En avril dernier, sur le circuit Porsche de Franciacorta, près de Milan, Jacky Ickx a retrouvé la 956 avec laquelle il a gagné les 24 Heures du Mans pour la dernière fois (1982). Une occasion rêvée de rencontrer celui qui a remporté l’épreuve à 6 reprises…

Jacky, vous êtes sans doute l’un des pilotes les plus éclectiques que les sports mécaniques ont jamais connu. Vous êtes passé par la moto, les voitures de tourisme, la Formule 1, le Dakar, c’est pourtant l’endurance qui va asseoir définitivement votre réputation…

À la fin de ma carrière en F1, au cours de l’épisode Ligier, j’ai compris que je n’irais plus chercher le dixième qu’il fallait. Mon temps était passé en Formule 1, mais il y avait beaucoup d’autres opportunités dans le sport auto, dont l’endurance. Et je précise que, à mon époque, le mot endurance prenait tout son sens car, plus que les pilotes, il fallait vraiment ménager la monture. Au contraire d’aujourd’hui où les courses de 24 heures sont devenues de véritables sprints.

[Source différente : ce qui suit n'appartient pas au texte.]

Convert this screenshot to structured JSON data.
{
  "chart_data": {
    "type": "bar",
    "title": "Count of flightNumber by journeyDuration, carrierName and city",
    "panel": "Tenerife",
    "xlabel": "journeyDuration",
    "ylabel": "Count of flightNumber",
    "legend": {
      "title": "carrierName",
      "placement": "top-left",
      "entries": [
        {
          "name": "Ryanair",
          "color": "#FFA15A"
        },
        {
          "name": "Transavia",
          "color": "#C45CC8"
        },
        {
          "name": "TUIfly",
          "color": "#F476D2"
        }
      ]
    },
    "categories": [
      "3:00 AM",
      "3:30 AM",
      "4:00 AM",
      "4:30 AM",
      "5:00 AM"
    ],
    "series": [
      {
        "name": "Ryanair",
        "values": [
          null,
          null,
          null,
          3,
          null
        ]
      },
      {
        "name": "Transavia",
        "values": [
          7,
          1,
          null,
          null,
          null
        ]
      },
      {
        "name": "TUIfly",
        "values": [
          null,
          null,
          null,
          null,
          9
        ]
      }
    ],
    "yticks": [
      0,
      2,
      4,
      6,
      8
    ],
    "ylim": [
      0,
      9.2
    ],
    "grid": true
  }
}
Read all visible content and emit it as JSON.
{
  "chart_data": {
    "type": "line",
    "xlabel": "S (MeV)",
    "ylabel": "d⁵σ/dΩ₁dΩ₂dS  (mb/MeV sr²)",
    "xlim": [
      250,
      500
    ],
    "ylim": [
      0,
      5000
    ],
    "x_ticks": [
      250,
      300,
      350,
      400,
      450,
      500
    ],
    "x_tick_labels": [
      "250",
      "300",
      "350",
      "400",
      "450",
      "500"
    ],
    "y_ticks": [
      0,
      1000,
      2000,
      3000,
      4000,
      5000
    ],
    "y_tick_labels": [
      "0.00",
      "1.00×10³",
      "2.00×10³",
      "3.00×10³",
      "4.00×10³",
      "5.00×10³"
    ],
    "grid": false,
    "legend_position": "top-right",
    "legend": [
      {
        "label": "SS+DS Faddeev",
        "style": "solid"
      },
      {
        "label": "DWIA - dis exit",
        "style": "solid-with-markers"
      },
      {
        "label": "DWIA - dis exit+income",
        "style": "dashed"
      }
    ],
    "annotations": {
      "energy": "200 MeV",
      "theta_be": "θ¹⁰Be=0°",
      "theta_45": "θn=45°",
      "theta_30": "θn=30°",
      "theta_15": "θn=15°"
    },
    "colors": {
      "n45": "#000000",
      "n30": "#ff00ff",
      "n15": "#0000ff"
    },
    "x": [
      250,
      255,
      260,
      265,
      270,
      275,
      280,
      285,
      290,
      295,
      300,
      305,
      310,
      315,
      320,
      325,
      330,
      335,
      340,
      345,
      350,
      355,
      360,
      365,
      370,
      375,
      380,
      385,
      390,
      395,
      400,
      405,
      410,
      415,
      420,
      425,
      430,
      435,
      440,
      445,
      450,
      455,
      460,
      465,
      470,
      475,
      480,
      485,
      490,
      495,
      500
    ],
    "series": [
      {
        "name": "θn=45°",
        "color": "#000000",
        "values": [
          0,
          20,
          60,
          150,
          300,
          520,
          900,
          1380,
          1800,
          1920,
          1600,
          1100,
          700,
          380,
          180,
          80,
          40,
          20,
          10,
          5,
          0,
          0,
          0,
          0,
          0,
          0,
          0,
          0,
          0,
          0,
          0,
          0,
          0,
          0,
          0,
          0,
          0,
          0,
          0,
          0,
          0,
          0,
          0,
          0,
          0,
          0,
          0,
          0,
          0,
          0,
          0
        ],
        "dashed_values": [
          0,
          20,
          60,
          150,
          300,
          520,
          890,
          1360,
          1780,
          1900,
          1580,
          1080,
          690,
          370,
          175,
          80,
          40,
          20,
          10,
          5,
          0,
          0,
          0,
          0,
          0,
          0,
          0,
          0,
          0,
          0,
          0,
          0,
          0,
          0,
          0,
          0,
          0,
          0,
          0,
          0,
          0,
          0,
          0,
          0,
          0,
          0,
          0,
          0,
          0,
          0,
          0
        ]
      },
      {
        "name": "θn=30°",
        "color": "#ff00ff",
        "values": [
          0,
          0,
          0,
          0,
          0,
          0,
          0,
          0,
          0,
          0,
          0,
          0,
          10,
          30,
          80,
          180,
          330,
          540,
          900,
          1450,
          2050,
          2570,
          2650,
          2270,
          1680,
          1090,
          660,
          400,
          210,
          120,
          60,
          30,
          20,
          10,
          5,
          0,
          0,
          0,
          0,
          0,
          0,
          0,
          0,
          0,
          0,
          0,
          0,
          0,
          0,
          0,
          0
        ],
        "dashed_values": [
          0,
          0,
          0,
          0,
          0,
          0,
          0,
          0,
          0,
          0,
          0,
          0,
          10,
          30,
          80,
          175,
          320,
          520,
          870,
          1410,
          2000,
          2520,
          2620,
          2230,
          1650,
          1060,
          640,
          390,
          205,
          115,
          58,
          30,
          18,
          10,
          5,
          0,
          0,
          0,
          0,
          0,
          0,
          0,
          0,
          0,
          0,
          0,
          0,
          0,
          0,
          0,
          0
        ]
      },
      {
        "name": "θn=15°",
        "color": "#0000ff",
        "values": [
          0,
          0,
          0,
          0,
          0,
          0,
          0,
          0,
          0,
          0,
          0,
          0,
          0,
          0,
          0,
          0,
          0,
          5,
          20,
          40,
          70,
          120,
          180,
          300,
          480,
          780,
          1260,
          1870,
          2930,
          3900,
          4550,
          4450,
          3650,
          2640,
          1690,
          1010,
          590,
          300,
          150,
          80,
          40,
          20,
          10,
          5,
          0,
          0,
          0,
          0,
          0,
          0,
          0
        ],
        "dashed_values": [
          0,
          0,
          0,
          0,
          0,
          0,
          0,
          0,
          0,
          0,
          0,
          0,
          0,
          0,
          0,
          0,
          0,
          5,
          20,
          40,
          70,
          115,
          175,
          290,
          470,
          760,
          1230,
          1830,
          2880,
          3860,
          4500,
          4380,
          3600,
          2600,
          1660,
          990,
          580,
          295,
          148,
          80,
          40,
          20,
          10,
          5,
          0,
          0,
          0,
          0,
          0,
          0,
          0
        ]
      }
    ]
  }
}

C’est d’ailleurs pour ça, principalement, qu’on est passé à des équipages de 3 pilotes (contre 2 à l’époque, NdlR).

L’importance des ingénieurs et de l’équipe, vous en parlez souvent…

Parce qu’elle est déterminante. Toute l’équipe autour de vous, d’ailleurs, est capitale. Nous, les pilotes, on n’est que le sommet de l’iceberg, on capte la lumière et on prend toute la gloire, mais sans tous les autres, sans ces gars qui vivent la course autant que nous et nous la préparent, les pilotes ne peuvent rien faire. Dans le cas de la Porsche 956, Norbert Singer, un gars brillant et plein d’humilité, avait fait un travail d’orfèvre.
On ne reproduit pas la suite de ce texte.